116-17). Eu não chegaria a tanto, e nem levarei o tema adiante – por hora.
6
“Todos os homens procuram ser felizes; não ha exceção. [...] Esse é o motivo de
todas as ações de todos os homens, até mesmo dos que vão se enforcar.” (Pens., § 425. PASCAL, Pens., 1998. p. 137).
7
No Eutidemo (278e), Platão, antes de Aristóteles e muito mais ainda de
Pascal, perguntava: “Não é verdade que nós, homens, desejamos todos ser
felizes?” E a resposta, de tão evidente, como nota o próprio Platão, quase não
vale a resposta: “De fato, quem não deseja ser feliz?” (Eutidemo, 278e). Daí a afirmação de Comte-Sponville, “a busca da
felicidade é a coisa mais bem distribuída do mundo” (COMTE-SPONVILLE, André. A felicidade, desesperadamente. São
Paulo: Martins Fontes, 2001. p. 2), parafraseando Descartes – no primeiro
parágrafo d’O Discurso do Método: “O bom senso é a coisa do mundo melhor
partilhada”. (DESCARTES. Discurso
do método. São Paulo: Nova Cultural, 1996. p. 65. [Col.

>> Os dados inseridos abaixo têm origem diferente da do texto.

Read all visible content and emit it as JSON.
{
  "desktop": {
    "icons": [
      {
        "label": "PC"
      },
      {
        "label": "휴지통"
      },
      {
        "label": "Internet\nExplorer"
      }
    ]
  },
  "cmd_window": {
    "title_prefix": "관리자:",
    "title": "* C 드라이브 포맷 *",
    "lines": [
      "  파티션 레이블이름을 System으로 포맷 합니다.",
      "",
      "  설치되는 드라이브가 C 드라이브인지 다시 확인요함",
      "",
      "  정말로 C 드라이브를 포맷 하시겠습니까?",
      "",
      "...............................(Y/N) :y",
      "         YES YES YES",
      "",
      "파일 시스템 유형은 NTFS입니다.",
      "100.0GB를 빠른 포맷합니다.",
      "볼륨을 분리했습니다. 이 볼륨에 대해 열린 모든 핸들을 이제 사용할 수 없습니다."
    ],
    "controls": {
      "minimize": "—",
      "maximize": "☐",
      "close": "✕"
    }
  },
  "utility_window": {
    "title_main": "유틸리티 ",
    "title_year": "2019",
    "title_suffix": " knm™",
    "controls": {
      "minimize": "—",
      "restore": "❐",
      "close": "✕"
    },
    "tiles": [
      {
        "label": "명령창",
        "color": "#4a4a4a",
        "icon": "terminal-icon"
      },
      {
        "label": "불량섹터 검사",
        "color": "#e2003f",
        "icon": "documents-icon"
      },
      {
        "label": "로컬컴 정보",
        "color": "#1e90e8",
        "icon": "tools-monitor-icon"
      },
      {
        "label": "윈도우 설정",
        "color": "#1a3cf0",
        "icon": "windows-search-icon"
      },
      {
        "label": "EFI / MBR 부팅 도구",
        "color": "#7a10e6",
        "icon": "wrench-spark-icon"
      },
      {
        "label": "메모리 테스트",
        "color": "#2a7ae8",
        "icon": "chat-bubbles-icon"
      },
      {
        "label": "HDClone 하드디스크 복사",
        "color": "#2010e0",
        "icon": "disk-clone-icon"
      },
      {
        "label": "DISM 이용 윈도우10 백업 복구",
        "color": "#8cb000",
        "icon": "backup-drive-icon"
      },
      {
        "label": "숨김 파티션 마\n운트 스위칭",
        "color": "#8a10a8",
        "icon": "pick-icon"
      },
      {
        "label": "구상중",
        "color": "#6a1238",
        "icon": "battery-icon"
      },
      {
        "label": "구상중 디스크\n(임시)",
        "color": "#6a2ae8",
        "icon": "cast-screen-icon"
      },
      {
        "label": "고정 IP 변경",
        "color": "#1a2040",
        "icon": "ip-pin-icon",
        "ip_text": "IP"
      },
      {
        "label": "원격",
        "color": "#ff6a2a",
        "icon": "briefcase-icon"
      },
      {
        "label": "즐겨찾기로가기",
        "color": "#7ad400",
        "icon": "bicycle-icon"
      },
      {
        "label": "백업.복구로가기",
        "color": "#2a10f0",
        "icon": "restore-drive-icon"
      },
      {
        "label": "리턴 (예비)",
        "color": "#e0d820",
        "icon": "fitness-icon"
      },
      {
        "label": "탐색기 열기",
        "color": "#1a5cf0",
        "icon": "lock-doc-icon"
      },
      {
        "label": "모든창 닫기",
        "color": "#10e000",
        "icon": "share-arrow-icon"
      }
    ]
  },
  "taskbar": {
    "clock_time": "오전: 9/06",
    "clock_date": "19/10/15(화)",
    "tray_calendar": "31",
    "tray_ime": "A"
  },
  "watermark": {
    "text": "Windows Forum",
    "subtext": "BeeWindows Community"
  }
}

Os
Pensadores]).
8
“Parece que a felicidade, mais que qualquer outro bem, é tida como este bem
supremo, pois a escolhemos sempre por si mesma, e nunca por causa de algo mais,
embora as escolhamos por si mesmas (escolhe-las-íamos ainda que nada resultasse
delas), escolhemo-las por causa da felicidade, pensando que através delas
seremos felizes. Ao contrário, ninguém escolhe a felicidade por causa das
várias formas de excelência, nem, de outro modo geral, por qualquer coisa além
dela mesma.” (Et. Nic.,
1097b, 5. ARISTÓTELES. Ética a Nicômaco.
São Paulo: Nova Cultural, 1996. p. 125. [Col. Os Pensadores]). E, na introdução
d’A política: “Todas as ações dos
homens têm por fim aquilo que consideram um bem.” (ARISTÓTELES. A política. São Paulo: Martins Fontes,
2000. p. 1).
9
Passions (§ 206). DESCARTES, 2006, p.
237.
10
“O prêmio da virtude é a virtude mesma” (virtus
sibi ipsi praemium), Aristóteles afirma (Et. Nic., 1106b-1107a, 1-3) e, nisso, inaugura uma nova fase à
filosofia, que irá descambar na afirmação da certeza do Eu individual (Agostinho, Lutero, Descartes). “Com
Aristóteles”, diz Roberto Rossi, “a filosofia começa a se estruturar como um
todo unitário, uma visão completa do real, do homem e do seu destino, um
conjunto articulado logicamente, um sistema
indiscutivelmente modelar para a filosofia. Nele o pensamento filosófico
seguinte procurará ‘aprisionar’ a realidade e com ela a verdade, chegando a
identificar esta última com o próprio sistema, o pensamento com o seu objeto. A
verdade assume, assim, as características imanentes do instrumento racional e
do seu uso correto. Ela não parece mais alter
do filosofar, mas é identificada com ele e com a sua articulação e conclusão
coerentes”. (ROSSI, Roberto. Introdução à
filosofia: história e sistemas. São Paulo: Loyola, 1996. p. 46).
11 No prólogo de Para além do bem e do mal (Jenseits von Gut und Böse. Vorspiel einer
Philosophie der Zukunft, 1886), escrito em junho de 1885: “O
cristianismo é platonismo para o ‘povo’.” Nietzsche denuncia o fracasso da
empresa cristã, viciada nos erros da infantilidade humana; era preciso
amadurecê-la, torná-la adulta; mas não havia como apressar as etapas, desconsiderando
o fator “tempo”: salto cego adiante... e ele dizia haver nascido póstumo. Aliás, o
título do livro, acima, já é, em si, mensagem e anúncio dessa boa-nova, “evangelho sem evangelho”. (NIETZSCHE, Friedrich. Além do bem e do mal: prelúdio a uma filosofia do futuro. São
Paulo: Companhia das Letras, 1992. p. 8).